The recons swung their weapons in a wide arc while the leader advanced quietly.

“All clear,” Recon one murmured.

“All clear,” echoed Recon two.

The room, a fifty-by-fifty space was empty. Just walls, a table and a freezer that probably held beers as much as body parts. And it was devoid of both Alina Gujjar, the teenage daughter of Mahesh Gujjar, or any guard that might have been foolish and smart enough to escape detection from the heat signature scopes. There was an opening from the room and it was well-lit too.

The leader walked into the next room, from where the screams were emanating. His heart was slow, his breathing steady and he had acute tunnel vision. He could only see the next step, the next movement, his adrenaline on punch-high and his reflexes cold-purpose.

“Going in to retrieve package,” he murmured. “Radio silence from here on.”

And stepped into the room. The scream and the sight in the room stopped his heart.

Alina, a slender girl in filthy jeans and a torn white sweater, was screaming and crying sightlessly. Her shoulder-length hair was matted and she was bound to a ring on the rock wall of the cave. Her hands were tied to a wire that looped through the ring and were jerked tight enough to have almost cut off circulation if the girl moved much. She was not gagged, evidence of the hoarse animal sounds coming from the girl. But, her legs were stretched in front of her in a loose binding, a length of wire running around the ankles and on the ground to a covered contraption on the side.

“Shit.”

The leader moved forward and placed his weapon on the floor beside him for easy reaching. He knelt down in front of the girl and touched her. Lightly on the shoulder. She screamed harder as she focused on him. Saw the painted face and hell-black eyes, the camo outfit and the utter sense of menace he exuded. Her eyes were open in permanent petrification and she was hysterical.

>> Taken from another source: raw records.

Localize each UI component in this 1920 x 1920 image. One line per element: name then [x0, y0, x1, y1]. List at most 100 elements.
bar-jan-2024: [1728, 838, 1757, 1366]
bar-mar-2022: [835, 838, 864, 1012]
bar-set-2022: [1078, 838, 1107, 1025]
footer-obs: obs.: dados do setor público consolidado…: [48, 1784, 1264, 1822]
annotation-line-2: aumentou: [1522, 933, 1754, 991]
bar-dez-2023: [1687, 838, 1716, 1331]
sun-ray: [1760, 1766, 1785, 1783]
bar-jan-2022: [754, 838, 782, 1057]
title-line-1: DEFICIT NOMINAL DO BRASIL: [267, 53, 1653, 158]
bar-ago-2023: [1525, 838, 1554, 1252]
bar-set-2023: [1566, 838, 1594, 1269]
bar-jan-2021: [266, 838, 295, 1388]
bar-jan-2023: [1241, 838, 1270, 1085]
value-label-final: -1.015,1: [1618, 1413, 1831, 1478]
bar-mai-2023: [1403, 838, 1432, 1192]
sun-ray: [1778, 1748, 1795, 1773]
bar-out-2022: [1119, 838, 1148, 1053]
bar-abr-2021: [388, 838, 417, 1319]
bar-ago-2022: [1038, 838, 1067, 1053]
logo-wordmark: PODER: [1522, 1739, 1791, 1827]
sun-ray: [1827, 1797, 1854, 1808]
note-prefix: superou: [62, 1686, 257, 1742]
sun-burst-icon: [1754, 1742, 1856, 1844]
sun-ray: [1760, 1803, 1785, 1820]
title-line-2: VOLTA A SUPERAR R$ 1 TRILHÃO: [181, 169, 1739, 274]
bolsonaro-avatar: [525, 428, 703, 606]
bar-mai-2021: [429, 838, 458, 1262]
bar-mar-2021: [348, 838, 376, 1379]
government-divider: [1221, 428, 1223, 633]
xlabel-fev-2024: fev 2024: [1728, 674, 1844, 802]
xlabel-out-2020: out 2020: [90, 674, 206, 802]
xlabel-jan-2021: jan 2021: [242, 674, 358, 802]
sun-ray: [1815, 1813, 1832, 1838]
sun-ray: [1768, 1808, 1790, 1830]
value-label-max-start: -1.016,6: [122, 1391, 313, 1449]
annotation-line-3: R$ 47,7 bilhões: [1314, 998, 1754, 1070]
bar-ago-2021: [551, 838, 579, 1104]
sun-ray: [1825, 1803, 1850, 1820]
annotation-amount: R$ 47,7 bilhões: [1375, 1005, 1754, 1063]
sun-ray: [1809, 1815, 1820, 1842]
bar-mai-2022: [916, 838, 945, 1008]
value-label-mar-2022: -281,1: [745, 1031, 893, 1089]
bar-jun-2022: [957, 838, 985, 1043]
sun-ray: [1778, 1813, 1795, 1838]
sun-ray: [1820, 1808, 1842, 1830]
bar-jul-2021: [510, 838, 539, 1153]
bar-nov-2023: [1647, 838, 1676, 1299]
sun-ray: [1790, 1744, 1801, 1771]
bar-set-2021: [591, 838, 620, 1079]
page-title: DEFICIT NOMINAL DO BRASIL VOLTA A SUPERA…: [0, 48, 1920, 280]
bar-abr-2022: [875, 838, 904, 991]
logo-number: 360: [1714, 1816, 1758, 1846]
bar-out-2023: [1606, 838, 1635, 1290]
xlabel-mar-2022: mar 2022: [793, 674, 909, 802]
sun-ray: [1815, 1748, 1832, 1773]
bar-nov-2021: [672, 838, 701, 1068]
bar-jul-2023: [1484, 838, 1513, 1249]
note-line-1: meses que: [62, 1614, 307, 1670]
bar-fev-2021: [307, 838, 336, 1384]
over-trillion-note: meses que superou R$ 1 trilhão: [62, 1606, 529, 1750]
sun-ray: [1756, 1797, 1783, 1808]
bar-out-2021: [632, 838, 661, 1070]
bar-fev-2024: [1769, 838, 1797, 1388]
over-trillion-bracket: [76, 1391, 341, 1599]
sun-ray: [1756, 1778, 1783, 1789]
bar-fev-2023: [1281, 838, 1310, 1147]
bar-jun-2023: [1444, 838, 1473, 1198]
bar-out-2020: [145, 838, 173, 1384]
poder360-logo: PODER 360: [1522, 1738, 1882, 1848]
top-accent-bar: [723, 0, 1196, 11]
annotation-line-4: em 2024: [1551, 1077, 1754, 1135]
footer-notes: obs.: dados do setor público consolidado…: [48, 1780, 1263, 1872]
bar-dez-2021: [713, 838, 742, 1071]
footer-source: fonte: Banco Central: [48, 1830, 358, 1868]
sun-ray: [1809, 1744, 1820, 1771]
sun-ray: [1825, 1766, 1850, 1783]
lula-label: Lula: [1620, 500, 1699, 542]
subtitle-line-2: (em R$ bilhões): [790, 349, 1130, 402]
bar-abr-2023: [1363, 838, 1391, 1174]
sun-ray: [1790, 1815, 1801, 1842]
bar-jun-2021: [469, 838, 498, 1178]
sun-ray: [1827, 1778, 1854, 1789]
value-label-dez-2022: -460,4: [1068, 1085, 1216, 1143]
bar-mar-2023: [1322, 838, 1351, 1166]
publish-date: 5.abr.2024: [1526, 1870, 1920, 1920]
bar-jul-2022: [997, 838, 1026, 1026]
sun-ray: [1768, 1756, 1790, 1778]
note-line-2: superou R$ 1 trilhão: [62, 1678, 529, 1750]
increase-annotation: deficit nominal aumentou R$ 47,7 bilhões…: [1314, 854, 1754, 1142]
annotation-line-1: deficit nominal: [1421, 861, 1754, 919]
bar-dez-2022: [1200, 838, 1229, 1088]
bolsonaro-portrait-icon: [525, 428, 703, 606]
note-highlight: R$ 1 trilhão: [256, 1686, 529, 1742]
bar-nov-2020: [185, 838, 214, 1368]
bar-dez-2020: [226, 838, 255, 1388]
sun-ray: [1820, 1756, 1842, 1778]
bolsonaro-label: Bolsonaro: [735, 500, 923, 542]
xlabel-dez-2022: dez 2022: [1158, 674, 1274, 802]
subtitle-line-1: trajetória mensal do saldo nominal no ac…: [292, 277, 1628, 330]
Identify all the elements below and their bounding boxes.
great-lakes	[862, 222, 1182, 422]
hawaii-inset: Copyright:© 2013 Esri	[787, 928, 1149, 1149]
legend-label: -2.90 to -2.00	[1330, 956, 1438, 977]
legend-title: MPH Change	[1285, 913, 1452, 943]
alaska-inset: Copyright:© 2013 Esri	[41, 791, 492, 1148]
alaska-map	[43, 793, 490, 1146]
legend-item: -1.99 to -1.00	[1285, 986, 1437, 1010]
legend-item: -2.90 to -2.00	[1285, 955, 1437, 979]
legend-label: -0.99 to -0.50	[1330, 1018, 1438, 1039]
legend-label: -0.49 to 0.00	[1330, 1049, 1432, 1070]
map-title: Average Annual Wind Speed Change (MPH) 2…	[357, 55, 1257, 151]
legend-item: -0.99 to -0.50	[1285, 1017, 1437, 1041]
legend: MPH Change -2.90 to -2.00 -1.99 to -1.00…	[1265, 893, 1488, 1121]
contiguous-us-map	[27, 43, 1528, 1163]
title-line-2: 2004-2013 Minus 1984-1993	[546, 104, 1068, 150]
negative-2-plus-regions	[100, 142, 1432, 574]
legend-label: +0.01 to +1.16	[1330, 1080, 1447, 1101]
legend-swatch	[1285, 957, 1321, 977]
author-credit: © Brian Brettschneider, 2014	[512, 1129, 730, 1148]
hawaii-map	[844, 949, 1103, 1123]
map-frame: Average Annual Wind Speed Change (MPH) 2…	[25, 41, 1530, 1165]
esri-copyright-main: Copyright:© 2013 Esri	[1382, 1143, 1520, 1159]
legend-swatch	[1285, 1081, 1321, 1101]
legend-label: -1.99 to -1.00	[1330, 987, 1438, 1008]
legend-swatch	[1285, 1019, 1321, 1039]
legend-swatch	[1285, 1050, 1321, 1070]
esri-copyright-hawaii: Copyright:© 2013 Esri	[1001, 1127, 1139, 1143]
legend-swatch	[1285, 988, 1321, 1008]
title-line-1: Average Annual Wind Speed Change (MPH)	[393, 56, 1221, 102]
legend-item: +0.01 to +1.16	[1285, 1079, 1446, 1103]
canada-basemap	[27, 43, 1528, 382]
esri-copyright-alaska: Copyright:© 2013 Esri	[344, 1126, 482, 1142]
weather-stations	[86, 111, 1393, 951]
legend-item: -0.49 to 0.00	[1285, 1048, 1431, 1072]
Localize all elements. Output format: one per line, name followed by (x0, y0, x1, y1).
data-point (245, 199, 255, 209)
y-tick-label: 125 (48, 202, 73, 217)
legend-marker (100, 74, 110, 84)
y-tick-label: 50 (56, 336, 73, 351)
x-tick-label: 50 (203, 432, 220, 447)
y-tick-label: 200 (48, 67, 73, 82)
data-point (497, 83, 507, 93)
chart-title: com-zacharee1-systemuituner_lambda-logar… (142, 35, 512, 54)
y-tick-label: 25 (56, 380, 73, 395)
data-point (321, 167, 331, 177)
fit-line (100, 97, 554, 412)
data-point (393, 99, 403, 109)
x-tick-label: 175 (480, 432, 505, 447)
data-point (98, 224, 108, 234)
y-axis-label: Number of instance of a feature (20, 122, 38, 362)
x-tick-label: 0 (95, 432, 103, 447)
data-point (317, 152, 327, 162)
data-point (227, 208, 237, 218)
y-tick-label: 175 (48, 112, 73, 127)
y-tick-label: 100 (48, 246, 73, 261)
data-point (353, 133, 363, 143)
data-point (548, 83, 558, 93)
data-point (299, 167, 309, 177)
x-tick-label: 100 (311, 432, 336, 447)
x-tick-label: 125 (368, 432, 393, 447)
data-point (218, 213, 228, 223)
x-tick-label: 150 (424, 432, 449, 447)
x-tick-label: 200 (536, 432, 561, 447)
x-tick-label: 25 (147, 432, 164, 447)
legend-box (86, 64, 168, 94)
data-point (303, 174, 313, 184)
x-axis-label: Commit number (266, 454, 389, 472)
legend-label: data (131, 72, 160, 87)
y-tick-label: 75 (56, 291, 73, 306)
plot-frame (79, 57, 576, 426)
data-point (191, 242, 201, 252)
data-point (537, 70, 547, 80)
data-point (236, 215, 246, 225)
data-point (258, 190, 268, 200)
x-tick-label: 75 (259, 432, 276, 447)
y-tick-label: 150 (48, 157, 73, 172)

“Hi, Alina, I’m Krivi,” he said, gently. “I’m going to get you out. Right now. I promise.”

“Wha—what?” she whimpered, tears running streaks down her muddy cheeks.

“I am going to get you out in five minutes.”

“But—there is a … there is a …” Sobs started shaking her thin shoulders and she hung her head and just wept. A hopeless, wrenching sound that should have melted the hardest, stoniest heart.

But the leader, Krivi, had no heart that anyone knew of so he just touched the girl on the shoulder, with a little more pressure this time. Enough that she looked up.

“Alina, listen to me. Will you listen to me?”

She nodded, her eyes streaming anyway.

“Stop crying. Can you do that?”

“I … I …”

“Brave girls don’t cry. They are heroines who get out of terrible situations and tell their grandkids about their youthful adventures,” he said, in a quieter, reassuring tone. That just set the girl off again. He considered his options and looked back at recon one who’d just come into the room.

“Detonation cord,” he said, nodding at the girl’s feet.

“Shit.”

“I’ll look into it. You get the girl out. Now.”

“Roger that.”

Krivi moved away from the girl but she screamed and he turned back and said, “I am here, Alina. This is my friend, John. He’s going to untie your hands. If you stay still, it won’t hurt at all. Can you do that?”

“Kri … Krivi,” she whispered, a small whisper of a terrified girl.

Krivi smiled, even though it felt like stretching taffy. “Yes?”

“There’s a lock. On my neck. There’s a lock.”

His smile faded and he looked at recon one, who had already removed a small wire cutter that could run through steel nylon rope if it needed to. And it had on three separate occasions.

“I am going to unlock it and you’re going to be out of here right now.”

Her lips trembled as she looked at the calm, rock-like face of the man kneeling before her, but she refused to cry again. And Krivi gave her points for that. It took a lot of cojones to not give in when the situation went FUBAR.

“Promise?” she asked.

He nodded and held out his hand. She took it with trembling fingers and just held on. Krivi squeezed once and then barked, “Scoot her forward. Give me specs. I am going to look at that.”